In a damning report which echoes a previous investigation by the National Audit Office (NAO) in September last year, the Public Accounts Committee (PAC) claimed it’s taking too long for the government to consolidate the “alphabet soup” of agencies tasked with protecting the UK.

“The Cabinet Office should develop a detailed plan for the [National Cyber Security Centre] NCSC by the end of this financial year, setting out who it will support, what assistance it will provide and how it will communicate with organizations needing its assistance,” it recommended.

The report also claimed there’s too little emphasis on supporting the wider public sector, delivery partners and individual users of government sites, especially on what to do if a data breach occurs.

With 450 “arm’s length” bodies delivering core services, this is of particular concern and hints at a large, exposed underbelly which hackers could go after.

“The government should establish a clear approach for protecting information across the whole of the public sector and delivery partners—not just central government—and clearly communicate to all these bodies how its various policy and guidance documents can be of most use, including during a data breach incident,” the report argued.

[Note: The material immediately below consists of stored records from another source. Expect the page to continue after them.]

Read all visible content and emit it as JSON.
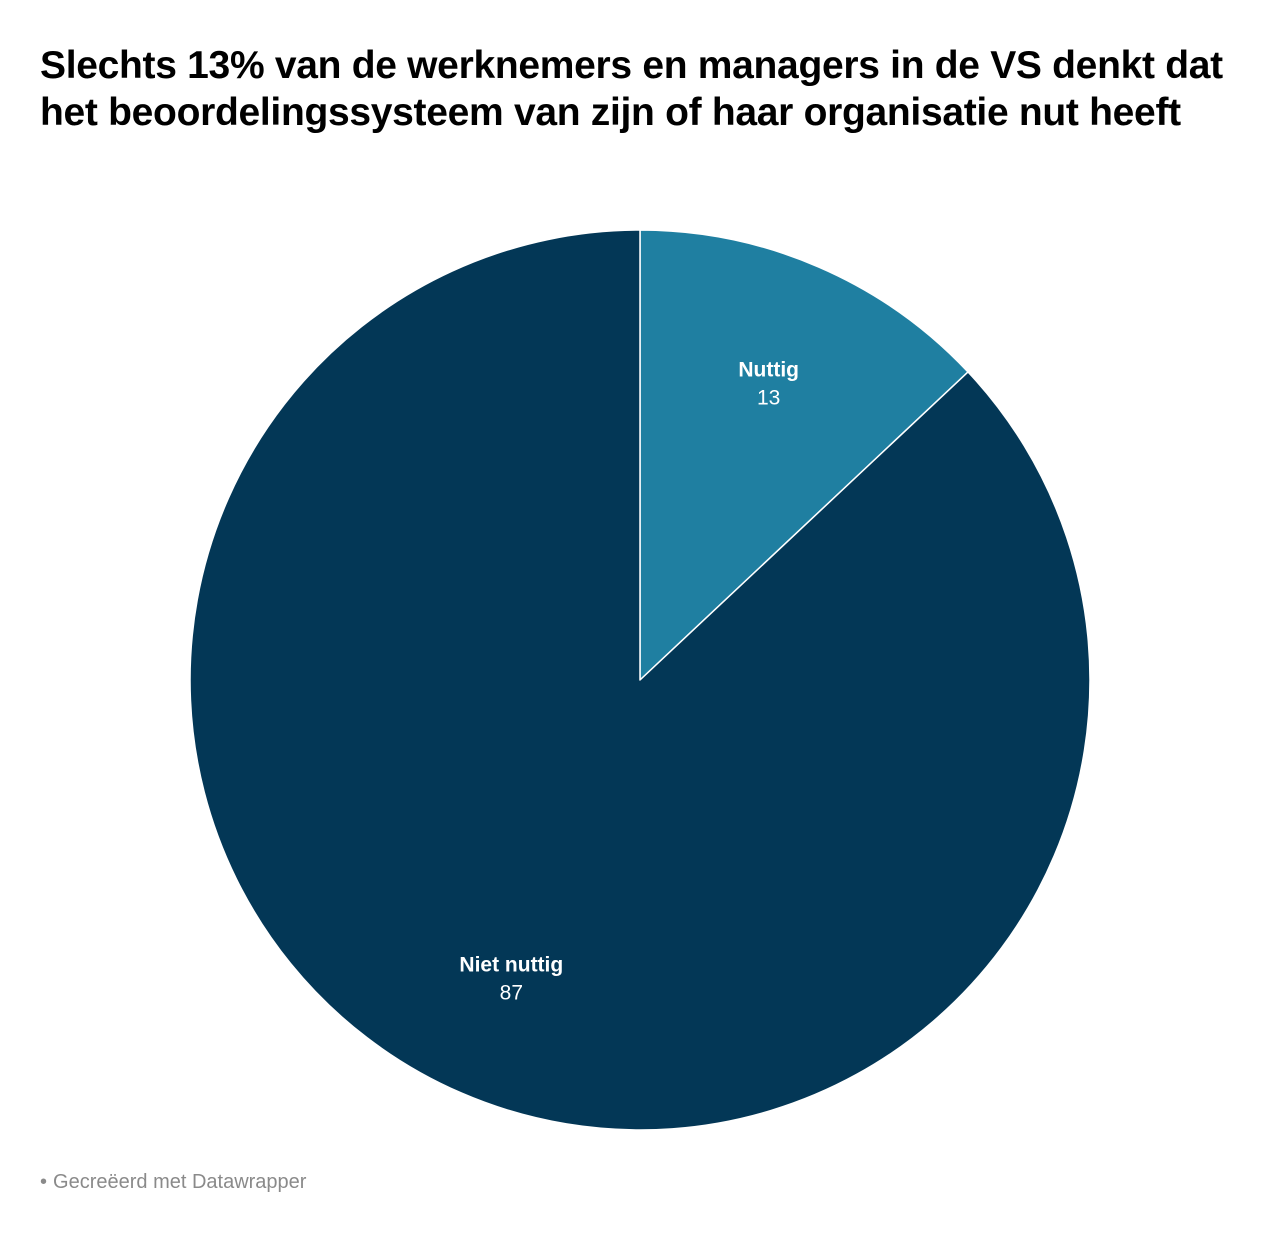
{
  "title": "Slechts 13% van de werknemers en managers in de VS denkt dat het beoordelingssysteem van zijn of haar organisatie nut heeft",
  "footer": {
    "text": "Gecreëerd met Datawrapper"
  },
  "chart_data": {
    "type": "pie",
    "title": "Slechts 13% van de werknemers en managers in de VS denkt dat het beoordelingssysteem van zijn of haar organisatie nut heeft",
    "start_angle": "12 o'clock, clockwise",
    "slices": [
      {
        "label": "Nuttig",
        "value": 13,
        "color": "#1f7fa1"
      },
      {
        "label": "Niet nuttig",
        "value": 87,
        "color": "#033756"
      }
    ],
    "label_color": "#ffffff",
    "separator_color": "#ffffff",
    "legend": "none (labels inside slices)"
  }
}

The government is also struggling with cybersecurity skills gaps, monitoring departmental efforts at improving their security posture and the recording of personal data breaches, the PAC said.

Of the 8981 incidents which were classed as not reportable to the ICO in 2014/15, the HMRC and Ministry of Justice accounted for 98%, with some departments reporting none at all.

“The Cabinet Office should consult with the Information Commissioners’ Office to establish best practice reporting guidelines and issue these to departments to ensure consistent personal data breach reporting from the beginning of the 2017–18 financial year,” the PAC said.

David Ferbrache, technical director in KPMG’s cybersecurity practice, said rationalization of cybersecurity roles and functions in government is long overdue.

“The National Cyber Security Centre plays a vital role in defending the UK against state sponsored cyber-attacks, the militarization of cyber space and an increasingly sophisticated organized cyber-crime threat,” he argued.

“The NCSC has made good progress in developing and implementing its cybersecurity strategy, but there is clearly a long way to go. There can be a natural tendency for governments to cloak discussions around security in secrecy but when it comes to cybersecurity, the best response is a community response that involves industry. The NCSC must be agile, flexible and unconventional – and it can only achieve that by drawing on talent from the community as a whole.”